Returns the internal grid array of total accumulated density values per bin. To instead produce an array of objects containing coordinate values and probability density function estimates, use [density2d.points()](#density2d_points).

#
density2d.points([x, y, z])

Returns an iterator over objects containing sample points (*x*, *y*) and density value (*z*).

* *x*: The property name for the x-dimension sample point (default `"x"`).
* *y*: The property name for the y-dimension sample point (default `"y"`).
* *z*: The property name for the estimated density value (default `"z"`).

#
density2d.bandwidth([bandwidth])

Get or set the *bandwidth*s (standard deviations) of the Gaussian kernel. If array-valued, specifies the x- and y-bandwidths separately. If number-valued, sets both x- and y-bandwidths to the same value. Setting the *bandwidth* will update the estimator efficiently without re-performing binning. The extent will remain unchanged, even if previously determined automatically.

#
density2d.extent()

Get the calculated extent of density estimation. Returns an array containing the x- and y-dimension extents: [[xmin, xmax], [ymin, ymax]]. This method does not support setting the extent to a new value, as this requires re-binning the input data.

#
density2d.heatmap([options])

Generate a heatmap image of the 2D density. Returns an HTML [canvas](https://developer.mozilla.org/en-US/docs/Web/API/Canvas_API) element.

* *options*: Options for heatmap image generation.
* *color*: A color function that maps density values (normalized to the domain [0, 1]) to either valid CSS color strings or to RGB color objects with `r`, `g`, `b` properties (in the range 0-255) and an optional `opacity` property (a fractional value between 0 and 1). If CSS color strings are used, the [d3-color](https://github.com/d3/d3-color) library must also be loaded.
* *clamp*: Sets the range of density values to a given [min, max] array. Values below the minimum or above the maximum will be clamped to the provided values. Values within the clamped range are then normalized to the domain [0, 1].
* *canvas*: A [canvas](https://developer.mozilla.org/en-US/docs/Web/API/Canvas_API) element to draw into.
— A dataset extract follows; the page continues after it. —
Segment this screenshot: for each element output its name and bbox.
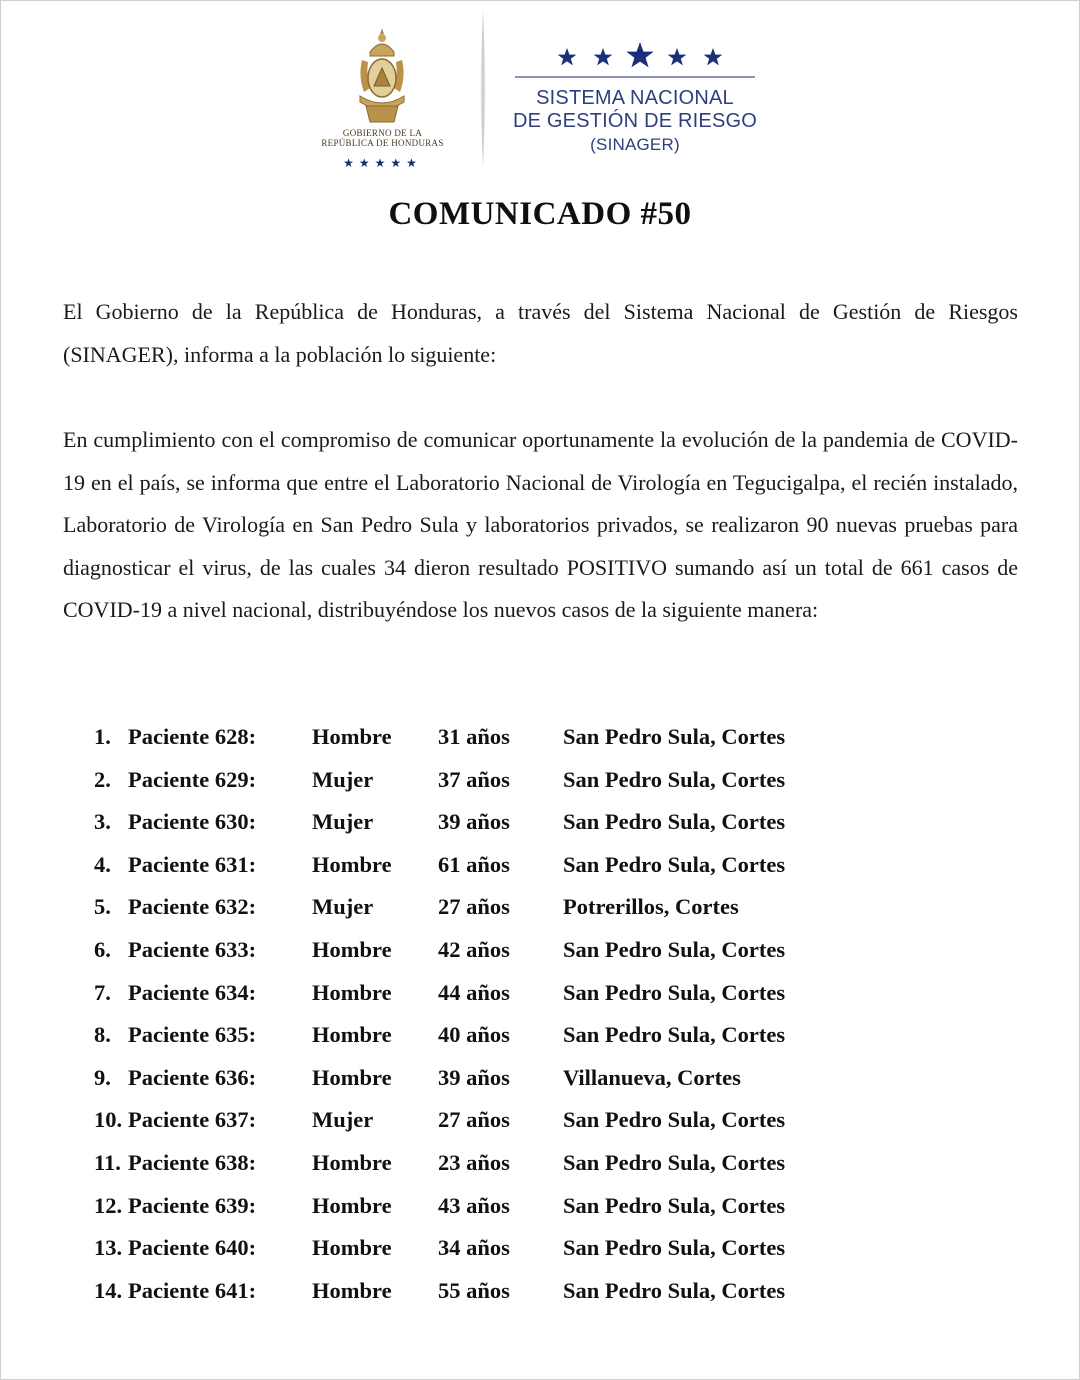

If unspecified, a new canvas instance is created with dimensions matching the density estimator *bins* option.
* *maxColors*: The maximum number of colors (default 256) to use for heatmap generation. This number determines the size of the backing pre-computed palette, and thus the number of times the *color* function is invoked.


### Utility Methods

#
kde.nrd(data, accessor)

Calculates a suggested bandwidth for a set of numeric *data* values, using Scott's normal reference distribution (NRD) heuristic.

#
kde.opacityMap(r, g, b)

Returns a color map function (compatible with the [heatmap](#density2d_heatmap) *color* option) that ramps the opacity for a fixed set of *r*, *g*, *b* values in the range 0-255.